For most people, we experience similar memories early on in life but, we will remember them and experience them differently. As we grow older we start to remember times that we were happy, sad, anxious, and the events that triggered them. Personally, I can remember some of the earliest accounts of violence that I have experienced and the feelings that resulted. Violence is never a good thing, even when it has just cause; however, violence doesn’t affect me like it probably should which is the result of the things that happened early in my life. Living in Pigtown, South Baltimore, seeing shootings, fights, and arguments is an everyday thing. It didn’t make it any better to see some of these same things in my own household.
Being the youngest of my mother’s five children, I was more often than not subject to receive the butt of all the violence. There were times that I can recall my brothers purposefully sending me into the basement, just so they could turn the lights out and lock the doors to see me cry. There were other times that they would put me in a trunk and sit on the top to see me cry. At a young age, I was an angry person. These daily bullying events just spilled over into other parts of my life. In the classroom, I was prone to fighting and arguing so much so, the principal knew my parents’ phone number by heart.
I can remember other times that my siblings fought each other, in one instance my sister bashed my brother in the head with a can. One of my older brothers, Terrell, agitated my sister for an entire hour even into the bathroom. When my sister Ashley went in she grabbed a can of air freshener and beat him until he ran away. This wouldn’t even be the wildest event to happen in my household, there were times where my mother would argue with my brother’s girlfriend and, the result was never pretty. Violence even travelled to us, people that felt the need to beat my siblings up would come to knock on our door in search of them. That usually was halted with me chasing them away with a bat to “protect” them.
Once you stepped foot out my door things just got way worse, because street fights, shootings and stabbings were the norm in Pigtown. I can recall times that there would neighborhood wide race fueled street fights and as the fight travelled so did I. I was no older than 7 when I saw the police come to control and detain an entire mob of brawlers in my neighborhood. That same summer I saw my first shooting, it makes it even worse that it didn’t scare me.

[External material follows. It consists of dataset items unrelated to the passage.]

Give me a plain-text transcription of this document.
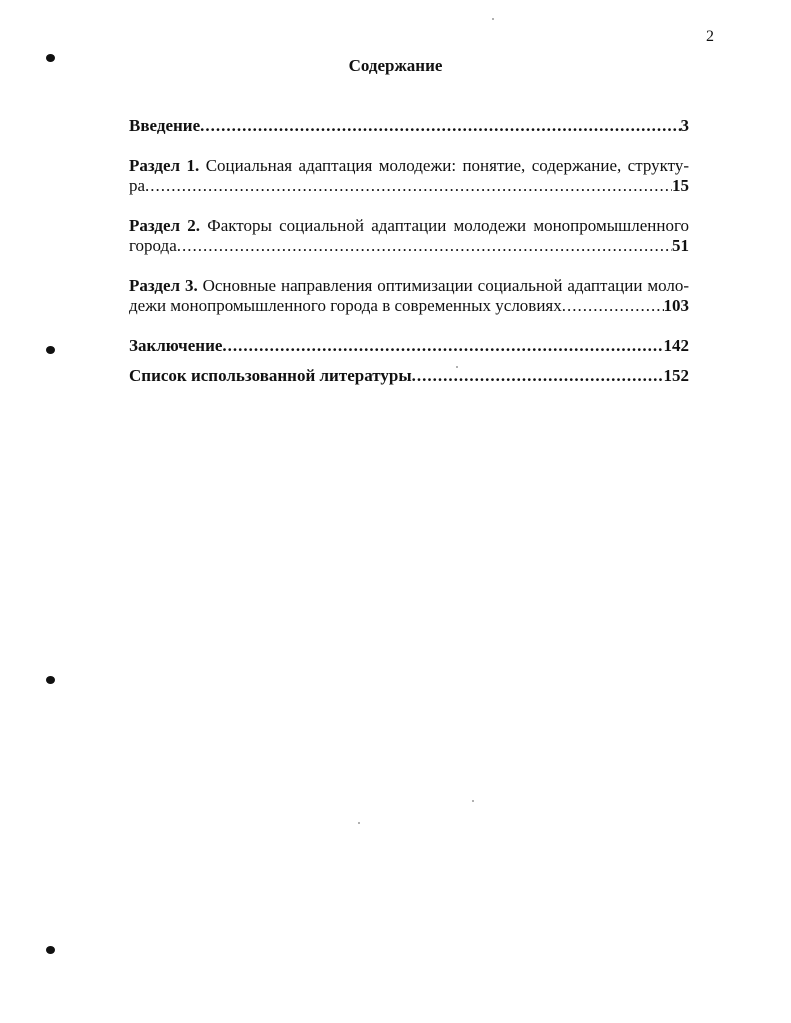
2
Содержание
Введение .....	3
Раздел 1. Социальная адаптация молодежи: понятие, содержание, структу-
ра .....	15
Раздел 2. Факторы социальной адаптации молодежи монопромышленного
города .....	51
Раздел 3. Основные направления оптимизации социальной адаптации моло-
дежи монопромышленного города в современных условиях .....	103
Заключение .....	142
Список использованной литературы .....	152
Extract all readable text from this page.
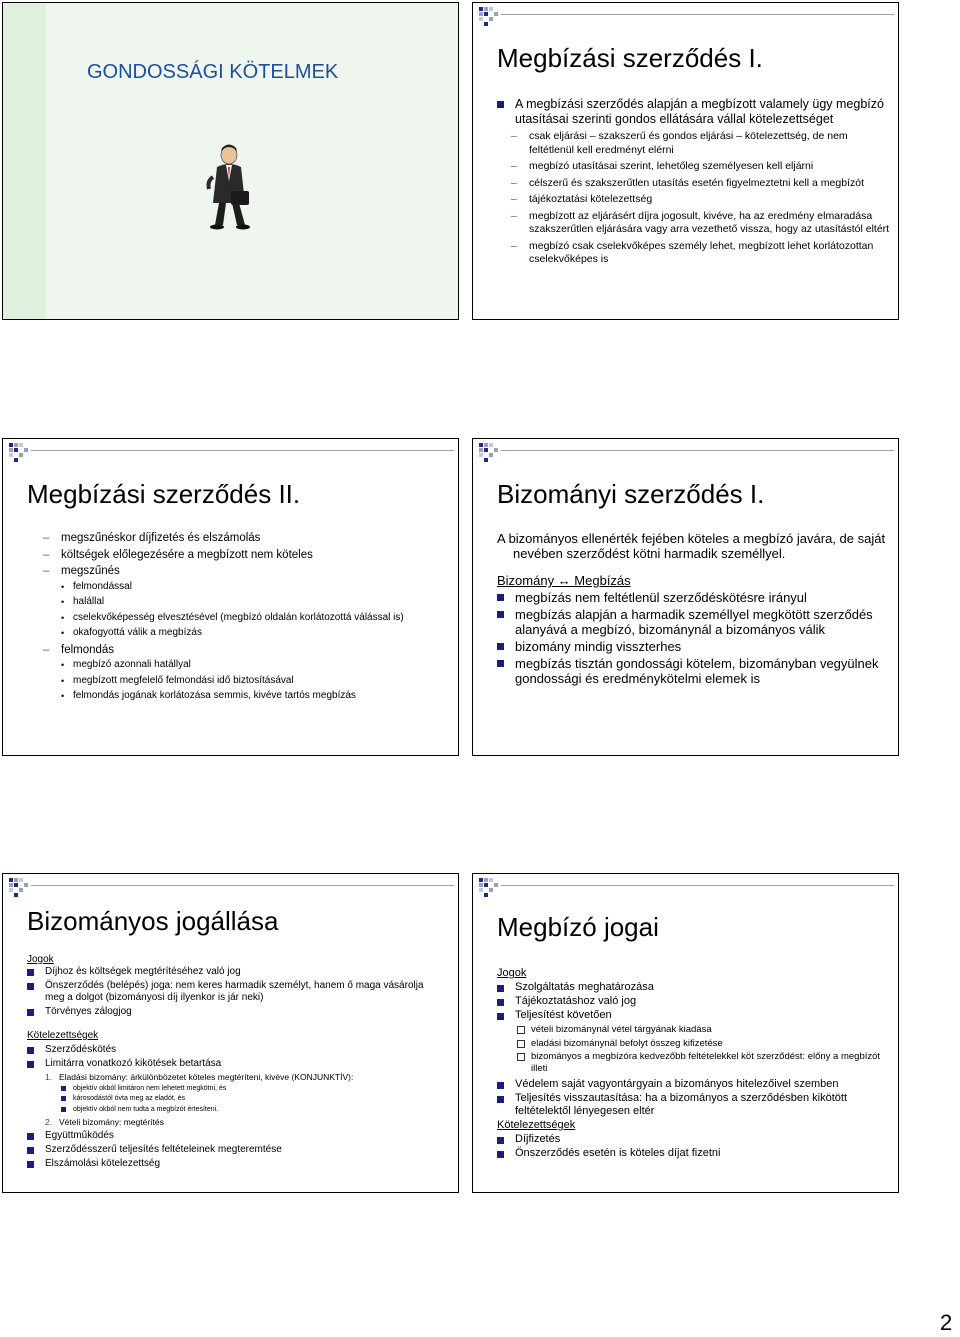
GONDOSSÁGI KÖTELMEK	Megbízási szerződés I.
A megbízási szerződés alapján a megbízott valamely ügy megbízó utasításai szerinti gondos ellátására vállal kötelezettséget
– csak eljárási – szakszerű és gondos eljárási – kötelezettség, de nem feltétlenül kell eredményt elérni
– megbízó utasításai szerint, lehetőleg személyesen kell eljárni
– célszerű és szakszerűtlen utasítás esetén figyelmeztetni kell a megbízót
– tájékoztatási kötelezettség
– megbízott az eljárásért díjra jogosult, kivéve, ha az eredmény elmaradása szakszerűtlen eljárására vagy arra vezethető vissza, hogy az utasítástól eltért
– megbízó csak cselekvőképes személy lehet, megbízott lehet korlátozottan cselekvőképes is
Megbízási szerződés II.
– megszűnéskor díjfizetés és elszámolás
– költségek előlegezésére a megbízott nem köteles
– megszűnés
• felmondással
• halállal
• cselekvőképesség elvesztésével (megbízó oldalán korlátozottá válással is)
• okafogyottá válik a megbízás
– felmondás
• megbízó azonnali hatállyal
• megbízott megfelelő felmondási idő biztosításával
• felmondás jogának korlátozása semmis, kivéve tartós megbízás
Bizományi szerződés I.
A bizományos ellenérték fejében köteles a megbízó javára, de saját nevében szerződést kötni harmadik személlyel.
Bizomány ↔ Megbízás
megbízás nem feltétlenül szerződéskötésre irányul
megbízás alapján a harmadik személlyel megkötött szerződés alanyává a megbízó, bizománynál a bizományos válik
bizomány mindig visszterhes
megbízás tisztán gondossági kötelem, bizományban vegyülnek gondossági és eredménykötelmi elemek is
Bizományos jogállása
Jogok
Díjhoz és költségek megtérítéséhez való jog
Önszerződés (belépés) joga: nem keres harmadik személyt, hanem ő maga vásárolja meg a dolgot (bizományosi díj ilyenkor is jár neki)
Törvényes zálogjog
Kötelezettségek
Szerződéskötés
Limitárra vonatkozó kikötések betartása
1. Eladási bizomány: árkülönbözetet köteles megtéríteni, kivéve (KONJUNKTÍV):
objektív okból limitáron nem lehetett megkötni, és
károsodástól óvta meg az eladót, és
objektív okból nem tudta a megbízót értesíteni.
2. Vételi bizomány: megtérítés
Együttműködés
Szerződésszerű teljesítés feltételeinek megteremtése
Elszámolási kötelezettség
Megbízó jogai
Jogok
Szolgáltatás meghatározása
Tájékoztatáshoz való jog
Teljesítést követően
vételi bizománynál vétel tárgyának kiadása
eladási bizománynál befolyt összeg kifizetése
bizományos a megbízóra kedvezőbb feltételekkel köt szerződést: előny a megbízót illeti
Védelem saját vagyontárgyain a bizományos hitelezőivel szemben
Teljesítés visszautasítása: ha a bizományos a szerződésben kikötött feltételektől lényegesen eltér
Kötelezettségek
Díjfizetés
Önszerződés esetén is köteles díjat fizetni
2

That summer I had a job, I travelled with my brother and his friends to other neighborhoods fighting other kids my size. My payment was what most other seven-year olds would want, ice cream, shoes, and circus tickets. That night after a long day of work, I was out running around with my friends up and down the block in our fifteen-yard stretch from the tree to the pole in front of my house. I can remember going in the house to get my Spider-man themed water gun, which had to be the coolest toy ever invented. As I came out two young men ran down the street, one was stumbling while being carried by his friend. They introduced themselves as Marquis and James, Marquis had been shot in the leg after leaving a party not far from my house. They were unsure if anyone had followed them and soon after it was revealed that someone had been. While my neighbors were tending to Marquis two more shots were fired, one hit a car and the other hit James in the arm. The two young men survived their wounds and they came by to thank everyone that helped them. I can say from that day forth, violence just didn’t affect me the same way. I began to become desensitized, and I was no longer hurt by anything.